Commodus (Joaquin Pheonix) is the son of Marcus Aurelius. If anyone can be the complete opposite of Maximus, it is he. He knows that Maximus is loved more by the Emperor and is very jealous of him but he has high hopes for being named his father's successor. In actuality, he is willing to do anything to bear the title of Caesar. So when Marcus Aurelius comes to him with the news that he has chosen Maximus as the next Emperor of Rome, Commodus wastes no time ensuring certain people's demises and his personal success in becoming Emperor.

But Commodus did not realize that Maximus was more than a soldier and a good man. As Marcus Aurelius underestimated his son, so Commodus did not reckon with Maximus and his fierce dedication in his duty to perform the request of a dying ruler. 

Through it all is the presence of mysterious and lovely Lucilla, the daughter of Marcus Aurelius and sister to Commodus. Is she victor or victim?

What I Liked:
1: How every detail, from story, sets, acting, score, to make-up and dress, leads the way to perfection.
2: The massive feeling of the scenes.
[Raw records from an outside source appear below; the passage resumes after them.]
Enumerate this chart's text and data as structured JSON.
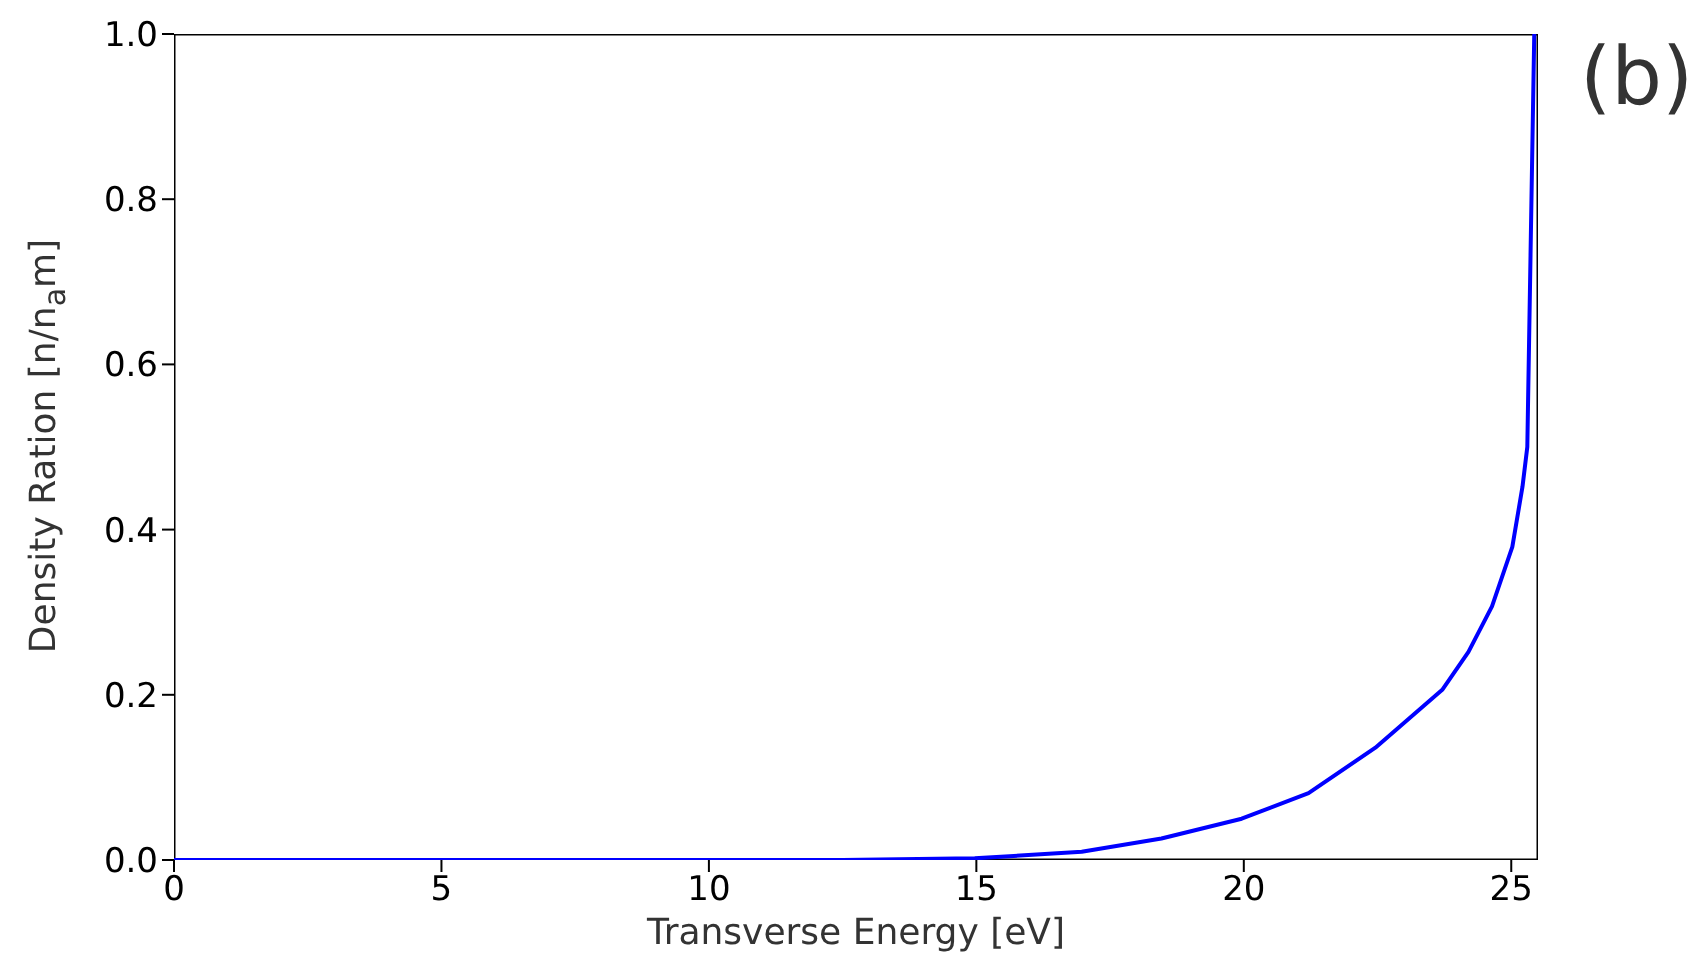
{
  "chart_data": {
    "type": "line",
    "xlabel": "Transverse Energy [eV]",
    "ylabel": "Density Ration [n/n$_{a}$m]",
    "annotations": [
      "(b)"
    ],
    "x": [
      0,
      5,
      10,
      12.5,
      14.97,
      16.97,
      18.46,
      19.96,
      21.21,
      22.46,
      23.71,
      24.2,
      24.64,
      25.02,
      25.21,
      25.3,
      25.43
    ],
    "series": [
      {
        "color": "#0000ff",
        "values": [
          0,
          0,
          0,
          0,
          0.002,
          0.01,
          0.026,
          0.05,
          0.081,
          0.136,
          0.206,
          0.252,
          0.307,
          0.379,
          0.452,
          0.5,
          1.0
        ]
      }
    ],
    "xlim": [
      0,
      25.5
    ],
    "xticks": [
      0,
      5,
      10,
      15,
      20,
      25
    ],
    "ylim": [
      0,
      1
    ],
    "yticks": [
      {
        "value": 0,
        "label": "0.0"
      },
      0.2,
      0.4,
      0.6,
      0.8,
      {
        "value": 1,
        "label": "1.0"
      }
    ],
    "grid": false,
    "legend": false,
    "marker": "none",
    "line_style": "solid"
  }
}
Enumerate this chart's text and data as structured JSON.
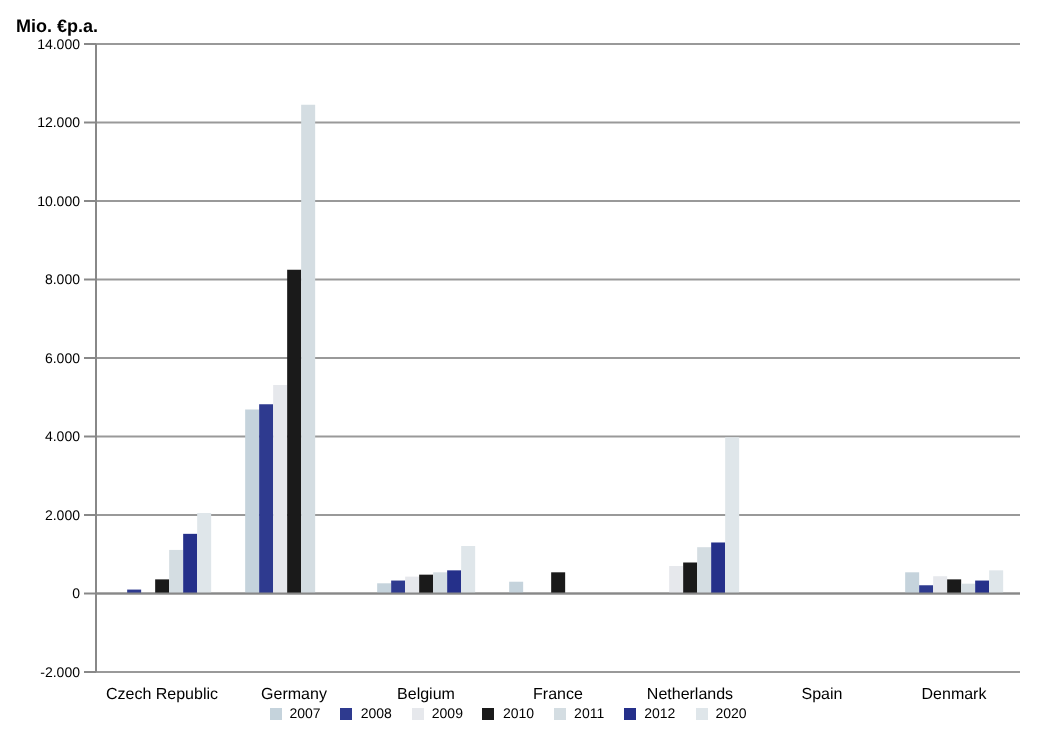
{
  "chart_data": {
    "type": "bar",
    "ylabel": "Mio. €p.a.",
    "categories": [
      "Czech Republic",
      "Germany",
      "Belgium",
      "France",
      "Netherlands",
      "Spain",
      "Denmark"
    ],
    "series": [
      {
        "name": "2007",
        "color": "#c5d3dc",
        "values": [
          null,
          4690,
          260,
          300,
          null,
          null,
          540
        ]
      },
      {
        "name": "2008",
        "color": "#2e3a8f",
        "values": [
          100,
          4820,
          330,
          null,
          null,
          null,
          210
        ]
      },
      {
        "name": "2009",
        "color": "#e6e8ec",
        "values": [
          null,
          5310,
          430,
          null,
          700,
          null,
          440
        ]
      },
      {
        "name": "2010",
        "color": "#1a1a1a",
        "values": [
          360,
          8250,
          480,
          540,
          790,
          null,
          360
        ]
      },
      {
        "name": "2011",
        "color": "#d4dde2",
        "values": [
          1110,
          12450,
          540,
          null,
          1180,
          null,
          250
        ]
      },
      {
        "name": "2012",
        "color": "#25308a",
        "values": [
          1520,
          null,
          590,
          null,
          1300,
          null,
          330
        ]
      },
      {
        "name": "2020",
        "color": "#dfe6ea",
        "values": [
          2050,
          null,
          1210,
          null,
          3980,
          null,
          590
        ]
      }
    ],
    "ylim": [
      -2000,
      14000
    ],
    "yticks": [
      {
        "value": -2000,
        "label": "-2.000"
      },
      {
        "value": 0,
        "label": "0"
      },
      {
        "value": 2000,
        "label": "2.000"
      },
      {
        "value": 4000,
        "label": "4.000"
      },
      {
        "value": 6000,
        "label": "6.000"
      },
      {
        "value": 8000,
        "label": "8.000"
      },
      {
        "value": 10000,
        "label": "10.000"
      },
      {
        "value": 12000,
        "label": "12.000"
      },
      {
        "value": 14000,
        "label": "14.000"
      }
    ],
    "grid": "y",
    "legend": "bottom"
  }
}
For instance, the battle sequences, Commodus' entrance to Rome, the marketplace, the Colosseum...
3: The romance between Maximus and Lucilla is very pure and very believable.
4: Spencer Treat Clark's performance as “Lucius” was excellent. Good children actors are hard to come by.
5: I've watched several films that starred Joaquin Pheonix (my favorite being the first one I watched: “Walk the Line” as Johnny Cash) and I've never seen him act so well. He was the pure evil you need in a character like Commodus... well done.
6: The idea that even in a country so evil as Rome, there is some good... some wish for righteousness.
7: How, in the end, justice prevails no matter how slim the chances are for it.
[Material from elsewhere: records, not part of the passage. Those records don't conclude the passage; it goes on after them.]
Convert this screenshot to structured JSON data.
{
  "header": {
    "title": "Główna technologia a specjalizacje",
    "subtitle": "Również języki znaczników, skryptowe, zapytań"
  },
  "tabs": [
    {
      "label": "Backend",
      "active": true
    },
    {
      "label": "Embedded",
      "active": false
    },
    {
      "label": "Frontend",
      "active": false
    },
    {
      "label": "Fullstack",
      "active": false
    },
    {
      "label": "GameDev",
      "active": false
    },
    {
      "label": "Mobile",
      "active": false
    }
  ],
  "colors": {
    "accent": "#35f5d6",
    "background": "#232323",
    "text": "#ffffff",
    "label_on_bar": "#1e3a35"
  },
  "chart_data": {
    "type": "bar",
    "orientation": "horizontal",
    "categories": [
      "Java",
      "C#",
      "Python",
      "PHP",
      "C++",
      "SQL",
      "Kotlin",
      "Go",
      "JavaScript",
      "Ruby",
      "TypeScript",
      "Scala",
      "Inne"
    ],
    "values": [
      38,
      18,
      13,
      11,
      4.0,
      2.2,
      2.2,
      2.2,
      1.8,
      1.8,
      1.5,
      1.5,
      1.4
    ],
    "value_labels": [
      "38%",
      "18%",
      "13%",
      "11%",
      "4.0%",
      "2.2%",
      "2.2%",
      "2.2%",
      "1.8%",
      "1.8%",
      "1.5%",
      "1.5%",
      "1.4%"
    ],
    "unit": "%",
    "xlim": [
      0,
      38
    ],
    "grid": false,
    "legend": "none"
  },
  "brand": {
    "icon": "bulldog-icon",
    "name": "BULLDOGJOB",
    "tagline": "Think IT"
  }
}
What You Should be Warned of:
1: There is a lot of gore and violence. It's very realistic, which I appreciate, but not for young children or someone who is not comfortable with it.
2: There is some mention of idol worship. Definitely down played, which makes it a little more acceptable to more audiences. Not very realistic, but I suppose one can't have everything.
3: Commodus desires his sister Lucilla and there are a few suggestive comments... and one scene that made me a bit uncomfortable. However, it was dealt with tastefully and since I know for a fact that sort of thing happened many times in the history of royalty, it didn't shock me.
4: When Commodus is taunting Maximus, he refers graphically to the murders of Maximus' son and wife.

I highly recommend this film for excellence.

If you get a chance to watch the extras, make sure to check out the interview with composer Hans Zimmer. He's an inspiration.

1 comment:

Anonymous said...

It is one of the grandest films of our time. When Commodus does taunt Maximus about the brutal killing of his family, the way Crowe delivers the next phrase should be a part of movie acting display for centuries. Yes a man of little means and power in a particular moment can win hands down with the proper words in all dignity that is "strength and honor", only Jesus could have probably shown more POWERFUL humility. lol.